Biggest Dance Flicks : Strictly Ballroom (1992)

Strictly Ballroom is the name of a 1986 play and its 1992 film adaptation. The play was written by Baz Luhrmann and Andrew Bovell, and film by Baz Luhrmann and Craig Pearce. The film was directed by Luhrmann. The film’s tagline is: “A life lived in fear… is a life half lived.”

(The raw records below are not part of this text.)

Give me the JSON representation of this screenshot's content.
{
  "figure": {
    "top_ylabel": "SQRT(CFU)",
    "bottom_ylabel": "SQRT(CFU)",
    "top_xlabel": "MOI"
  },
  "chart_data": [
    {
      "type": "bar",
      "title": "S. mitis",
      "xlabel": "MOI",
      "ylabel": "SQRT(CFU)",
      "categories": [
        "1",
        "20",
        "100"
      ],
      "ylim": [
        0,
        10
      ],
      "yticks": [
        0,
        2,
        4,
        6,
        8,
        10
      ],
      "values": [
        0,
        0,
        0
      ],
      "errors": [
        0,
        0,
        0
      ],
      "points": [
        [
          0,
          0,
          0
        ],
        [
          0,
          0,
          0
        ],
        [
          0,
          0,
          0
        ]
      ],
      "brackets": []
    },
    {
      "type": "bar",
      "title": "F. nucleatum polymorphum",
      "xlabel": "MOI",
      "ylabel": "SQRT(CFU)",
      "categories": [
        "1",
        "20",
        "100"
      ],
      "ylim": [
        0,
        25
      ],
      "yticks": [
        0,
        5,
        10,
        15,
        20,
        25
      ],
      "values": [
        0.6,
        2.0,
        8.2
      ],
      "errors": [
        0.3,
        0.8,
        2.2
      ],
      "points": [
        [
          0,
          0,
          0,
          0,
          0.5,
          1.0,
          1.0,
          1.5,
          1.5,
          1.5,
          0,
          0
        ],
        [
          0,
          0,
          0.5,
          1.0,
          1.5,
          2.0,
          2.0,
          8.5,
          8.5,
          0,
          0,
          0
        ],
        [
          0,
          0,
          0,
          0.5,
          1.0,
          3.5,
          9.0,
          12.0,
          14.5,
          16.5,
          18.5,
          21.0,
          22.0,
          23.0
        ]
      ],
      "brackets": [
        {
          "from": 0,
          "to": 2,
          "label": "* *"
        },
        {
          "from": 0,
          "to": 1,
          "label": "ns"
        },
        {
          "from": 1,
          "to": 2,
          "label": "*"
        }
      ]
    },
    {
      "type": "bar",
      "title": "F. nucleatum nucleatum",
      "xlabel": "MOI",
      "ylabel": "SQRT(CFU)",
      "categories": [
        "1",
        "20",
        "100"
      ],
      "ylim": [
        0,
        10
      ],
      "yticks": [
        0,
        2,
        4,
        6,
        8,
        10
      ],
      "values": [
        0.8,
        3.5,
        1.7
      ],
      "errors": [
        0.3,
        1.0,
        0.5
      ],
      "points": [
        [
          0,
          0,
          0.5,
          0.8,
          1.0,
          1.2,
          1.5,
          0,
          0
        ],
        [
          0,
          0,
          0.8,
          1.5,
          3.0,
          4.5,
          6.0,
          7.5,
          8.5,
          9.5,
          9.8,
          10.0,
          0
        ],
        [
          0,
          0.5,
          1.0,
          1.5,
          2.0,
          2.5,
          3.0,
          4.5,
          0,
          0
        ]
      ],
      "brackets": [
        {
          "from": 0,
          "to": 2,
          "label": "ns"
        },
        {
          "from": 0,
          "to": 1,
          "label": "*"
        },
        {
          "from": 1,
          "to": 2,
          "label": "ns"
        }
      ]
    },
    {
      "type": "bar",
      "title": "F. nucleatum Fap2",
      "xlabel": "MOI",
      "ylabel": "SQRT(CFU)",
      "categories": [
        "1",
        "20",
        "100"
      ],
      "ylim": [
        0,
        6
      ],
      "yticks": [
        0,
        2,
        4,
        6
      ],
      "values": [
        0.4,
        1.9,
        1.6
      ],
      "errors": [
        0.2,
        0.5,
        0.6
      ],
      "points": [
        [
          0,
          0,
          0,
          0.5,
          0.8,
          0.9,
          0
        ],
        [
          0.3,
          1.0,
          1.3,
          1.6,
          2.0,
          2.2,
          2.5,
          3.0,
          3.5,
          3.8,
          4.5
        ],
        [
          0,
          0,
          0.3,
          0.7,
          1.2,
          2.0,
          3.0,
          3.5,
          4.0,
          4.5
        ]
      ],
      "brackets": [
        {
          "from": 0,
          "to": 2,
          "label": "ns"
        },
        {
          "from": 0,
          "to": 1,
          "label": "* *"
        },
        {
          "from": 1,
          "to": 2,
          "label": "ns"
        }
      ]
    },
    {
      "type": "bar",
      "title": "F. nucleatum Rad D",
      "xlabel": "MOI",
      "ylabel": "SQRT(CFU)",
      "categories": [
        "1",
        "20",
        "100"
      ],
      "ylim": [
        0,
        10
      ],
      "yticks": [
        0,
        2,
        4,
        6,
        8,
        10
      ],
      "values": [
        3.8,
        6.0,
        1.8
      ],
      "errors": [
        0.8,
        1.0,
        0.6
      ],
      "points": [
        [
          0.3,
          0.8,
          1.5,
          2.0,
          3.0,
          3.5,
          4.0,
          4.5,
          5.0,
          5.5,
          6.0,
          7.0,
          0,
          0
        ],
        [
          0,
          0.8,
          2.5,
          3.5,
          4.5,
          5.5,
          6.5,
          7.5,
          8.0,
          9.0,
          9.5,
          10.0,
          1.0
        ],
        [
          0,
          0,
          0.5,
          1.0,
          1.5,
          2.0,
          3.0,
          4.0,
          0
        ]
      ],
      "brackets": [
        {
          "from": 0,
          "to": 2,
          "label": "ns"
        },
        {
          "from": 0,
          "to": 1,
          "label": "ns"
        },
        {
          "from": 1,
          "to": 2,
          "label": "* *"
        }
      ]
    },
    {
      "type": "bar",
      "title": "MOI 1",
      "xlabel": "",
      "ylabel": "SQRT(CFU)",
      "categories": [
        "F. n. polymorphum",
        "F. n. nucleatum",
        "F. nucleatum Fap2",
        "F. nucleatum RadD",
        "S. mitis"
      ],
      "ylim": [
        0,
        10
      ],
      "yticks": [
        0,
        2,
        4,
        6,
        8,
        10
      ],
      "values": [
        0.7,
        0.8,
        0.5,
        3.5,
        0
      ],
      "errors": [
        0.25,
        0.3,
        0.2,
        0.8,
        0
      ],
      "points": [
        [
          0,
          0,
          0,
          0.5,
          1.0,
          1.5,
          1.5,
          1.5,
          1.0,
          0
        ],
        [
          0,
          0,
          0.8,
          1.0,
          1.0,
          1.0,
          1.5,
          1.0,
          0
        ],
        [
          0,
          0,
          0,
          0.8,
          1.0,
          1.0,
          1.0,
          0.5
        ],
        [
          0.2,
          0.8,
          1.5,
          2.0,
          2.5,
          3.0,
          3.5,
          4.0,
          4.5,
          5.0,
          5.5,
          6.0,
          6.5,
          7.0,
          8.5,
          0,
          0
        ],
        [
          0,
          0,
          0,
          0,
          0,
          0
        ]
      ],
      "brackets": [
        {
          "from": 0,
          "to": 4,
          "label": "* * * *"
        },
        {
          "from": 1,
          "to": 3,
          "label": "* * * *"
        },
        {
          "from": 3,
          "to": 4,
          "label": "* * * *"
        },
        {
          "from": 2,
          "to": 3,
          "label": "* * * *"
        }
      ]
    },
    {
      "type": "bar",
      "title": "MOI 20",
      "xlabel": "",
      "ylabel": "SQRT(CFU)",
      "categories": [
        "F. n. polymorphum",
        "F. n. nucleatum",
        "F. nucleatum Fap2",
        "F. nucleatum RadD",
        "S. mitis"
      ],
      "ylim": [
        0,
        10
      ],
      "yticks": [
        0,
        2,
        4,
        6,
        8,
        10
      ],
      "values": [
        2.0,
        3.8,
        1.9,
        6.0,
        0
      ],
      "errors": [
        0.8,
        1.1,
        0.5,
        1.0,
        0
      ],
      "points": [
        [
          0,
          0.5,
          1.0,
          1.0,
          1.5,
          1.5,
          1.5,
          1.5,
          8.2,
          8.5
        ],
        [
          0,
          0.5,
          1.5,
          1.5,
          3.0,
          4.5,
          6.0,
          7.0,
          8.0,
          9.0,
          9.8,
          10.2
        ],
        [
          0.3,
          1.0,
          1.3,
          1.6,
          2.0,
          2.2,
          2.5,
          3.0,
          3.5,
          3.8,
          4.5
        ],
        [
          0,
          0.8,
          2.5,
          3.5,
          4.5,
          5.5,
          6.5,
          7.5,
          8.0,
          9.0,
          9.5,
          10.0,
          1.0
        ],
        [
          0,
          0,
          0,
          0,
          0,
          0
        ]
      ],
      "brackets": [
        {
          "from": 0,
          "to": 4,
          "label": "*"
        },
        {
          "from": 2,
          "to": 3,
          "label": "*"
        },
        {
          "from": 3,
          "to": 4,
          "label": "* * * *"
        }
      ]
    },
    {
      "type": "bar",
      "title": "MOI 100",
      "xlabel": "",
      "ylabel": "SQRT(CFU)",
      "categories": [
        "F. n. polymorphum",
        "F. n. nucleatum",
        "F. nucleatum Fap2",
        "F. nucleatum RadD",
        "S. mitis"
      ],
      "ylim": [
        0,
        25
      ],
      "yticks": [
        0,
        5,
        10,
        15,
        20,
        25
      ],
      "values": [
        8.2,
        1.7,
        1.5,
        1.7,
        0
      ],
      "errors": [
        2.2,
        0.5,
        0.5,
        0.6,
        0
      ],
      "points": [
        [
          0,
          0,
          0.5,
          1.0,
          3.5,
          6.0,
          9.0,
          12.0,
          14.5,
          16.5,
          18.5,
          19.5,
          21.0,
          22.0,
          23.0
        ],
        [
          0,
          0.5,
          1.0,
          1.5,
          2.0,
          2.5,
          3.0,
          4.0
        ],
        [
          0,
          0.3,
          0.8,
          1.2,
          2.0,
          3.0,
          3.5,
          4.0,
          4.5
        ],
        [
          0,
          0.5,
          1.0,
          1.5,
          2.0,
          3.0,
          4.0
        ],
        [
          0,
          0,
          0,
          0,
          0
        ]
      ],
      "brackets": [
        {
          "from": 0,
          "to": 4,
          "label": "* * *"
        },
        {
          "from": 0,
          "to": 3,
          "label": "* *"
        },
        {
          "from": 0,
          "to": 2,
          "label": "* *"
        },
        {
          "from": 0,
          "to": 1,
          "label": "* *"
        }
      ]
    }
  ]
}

Strictly Ballroom is a romantic comedy telling the story of an Australian ballroom dancer, Scott Hastings. Scott comes from a family with a history of ballroom dancing and has been training since childhood. He has become very proficient but he encounters considerable resistance when he tries to dance his own steps in preference to the more traditional ballroom moves. Scott’s steps are not strictly ballroom. His dancing partner Liz leaves him, and he eventually finds a new dancing partner, and love, with the plain and ordinary dancing student Fran.
At the Pan-Pacific Grand Prix, it is discovered that the competition has been fixed by Barry Fife, chairman of the Australian Dancing Federation. Fife disqualifies Hastings and Fran, but they dance anyway and practically bring down the house dancing the Paso Doble, which they have learned from Fran’s father and grandmother. In the end, it is not revealed whether Scott and Fran win or lose, as in the story, that is not an important factor.
A sub-plot involves Scott’s discovery of his parents’ hidden past – they too had been ballroom dancing champions until Scott’s father (now a quiet and retiring type) had attempted to flout convention with novel dance steps.
Luhrmann sends up the peculiar rituals of ballroom dancing without making them look ridiculous. And the transformation of Fran’s ugly duckling into the beautiful swan is convincing.

Luhrmann’s inventiveness brought him prizes galore. With eight Australian Film Institute Awards, three BAFTAs and the Cannes Film Festival’s Prix de Jeunesse, he’s shown that although a story may be formulaic, it’s the way you tell it that determines success.